To the last day of his life, executions were levied in his house.—Rosebery on Pitt.
[ [17] For his figures see [Appendix I].
CHAPTER III
EARLY-RISING SOCIETIES AND OTHER INGENUOUS ACTIVITIES
I should be heartily sorry if there were no signs of partiality. On the other hand, there is, I trust, no importunate advocacy or tedious assentation.—Morley
"The alarum clocks for waking us at four o'clock in the summer and five in the winter"—it was the chairman of a village Early-Rising Society who was speaking to me—are placed at the houses of the secretaries, and each member is in turn a secretary. The duty of a secretary, when the alarum clock strikes, is to get up and visit the houses of all the members allotted to him and to shout for the young men until they answer. Each member on rising walks to the house of the secretary of his division and writes his name on the record of attendances. Then the member goes to the shrine, where we fence and wrestle for a time. At first we thought that if we fenced and wrestled early in the morning we should be tired for our work, but we found that it was not so.

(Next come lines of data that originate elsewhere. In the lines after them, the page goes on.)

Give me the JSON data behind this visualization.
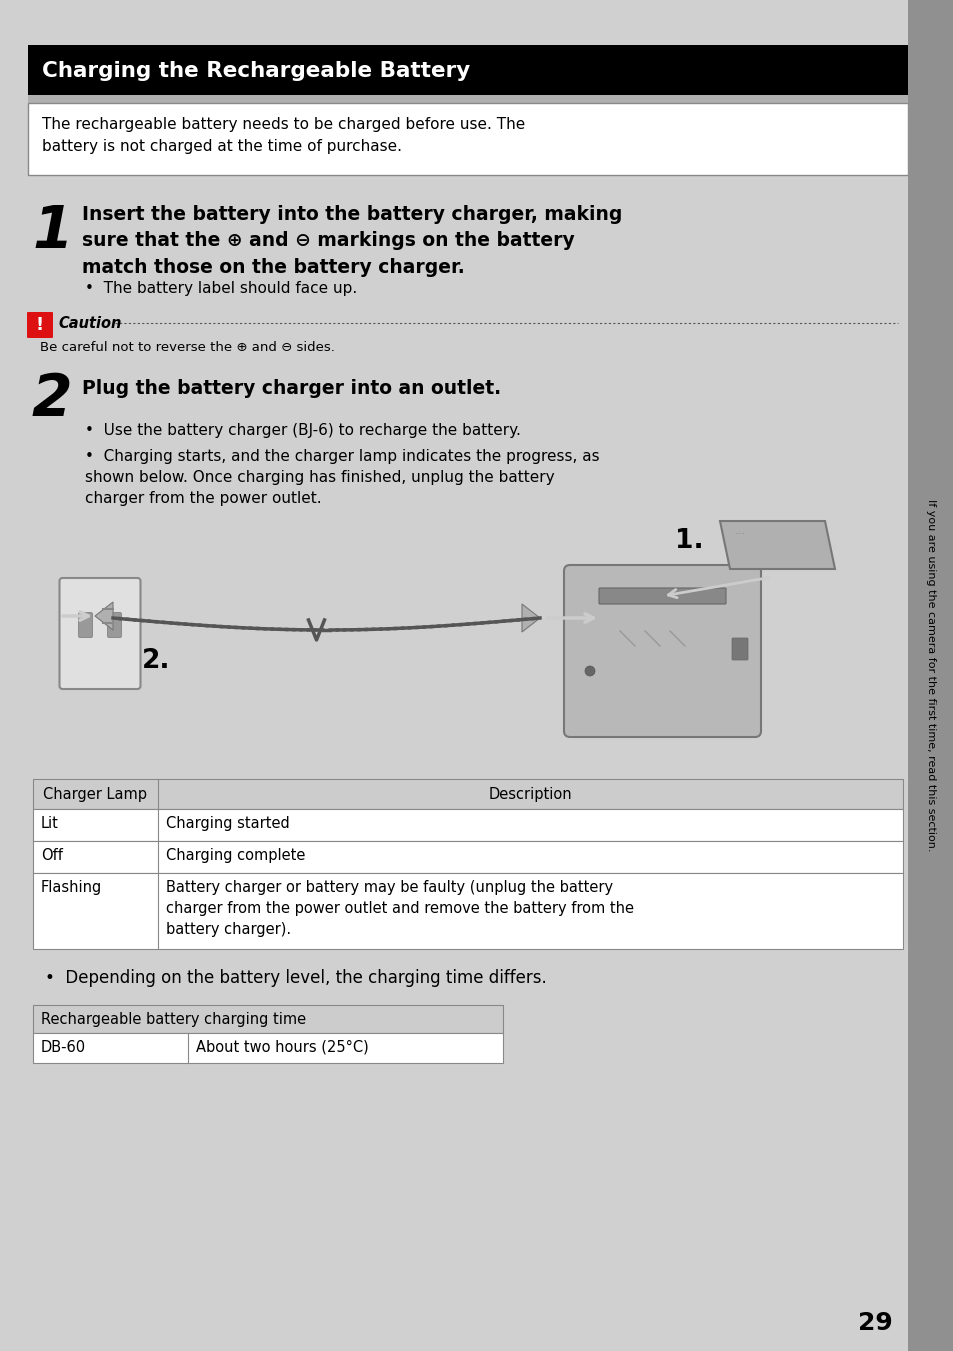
{
  "bg_color": "#d0d0d0",
  "title": "Charging the Rechargeable Battery",
  "title_bg": "#000000",
  "title_color": "#ffffff",
  "intro_text": "The rechargeable battery needs to be charged before use. The\nbattery is not charged at the time of purchase.",
  "step1_num": "1",
  "step1_bold": "Insert the battery into the battery charger, making\nsure that the ⊕ and ⊖ markings on the battery\nmatch those on the battery charger.",
  "step1_bullet": "The battery label should face up.",
  "caution_label": "Caution",
  "caution_text": "Be careful not to reverse the ⊕ and ⊖ sides.",
  "step2_num": "2",
  "step2_bold": "Plug the battery charger into an outlet.",
  "step2_bullet1": "Use the battery charger (BJ-6) to recharge the battery.",
  "step2_bullet2": "Charging starts, and the charger lamp indicates the progress, as\nshown below. Once charging has finished, unplug the battery\ncharger from the power outlet.",
  "table1_headers": [
    "Charger Lamp",
    "Description"
  ],
  "table1_rows": [
    [
      "Lit",
      "Charging started"
    ],
    [
      "Off",
      "Charging complete"
    ],
    [
      "Flashing",
      "Battery charger or battery may be faulty (unplug the battery\ncharger from the power outlet and remove the battery from the\nbattery charger)."
    ]
  ],
  "bullet3": "Depending on the battery level, the charging time differs.",
  "table2_header": "Rechargeable battery charging time",
  "table2_row": [
    "DB-60",
    "About two hours (25°C)"
  ],
  "page_num": "29",
  "sidebar_text": "If you are using the camera for the first time, read this section."
}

"Sometimes a clock gets damaged and does not ring, so a few of us may be getting up later that morning. Or a man becomes afraid of sleeping too late, fears his clock is wrong, and gets up at 3 o'clock and then goes off to waken members. Hence complaints. Some cunning fellows ask their friends or brothers to write down for them their names on the list of attendances. But we find out their deceit by their handwriting. It is very difficult to form the habit of early rising, because members are not expected to report at the secretaries' houses on a rainy day. As there is no control over them that day, they are easy in their minds and sleep on. Thus they break the habit of early rising that they are forming. Getting up early is necessary not only because it is good to begin work early but because early rising overcomes the habit of gadding about at night which is customary in many villages.
"You may say that all this is a great deal to ask of young men," the chairman continued. "But if you ask from them comfortable practices only, how can you expect from them a remarkable result? Young men should ponder this and be willing to exert themselves." Later on it was explained to me that it had been found that it took a great deal of time for the secretaries to call up all the members in the morning by shouting to them, "so the secretary obtained bugles; but even the bugles were not heard everywhere, so they were changed to drums, and now five drums go round our village every morning."
In every village of Japan there is a young men's association, which is by no means to be confounded with the world-encircling Y.M.C.A.[[18]] The village Y.M.A. of Japan is an institution of some antiquity and it has nothing whatever to do with religious effort. One day, when I was staying in a rural district, I was invited to a remoter part in order to see something of the discipline that the members of a group of young men's associations were imposing on themselves. The members of this group of Y.M.A. belonged to the branches established in a village of nineteen aza, that is hamlets. This fact, with the further fact that the village containing the nineteen aza had four elementary schools and one higher school, will show that a Japanese village may be much larger than a Western one.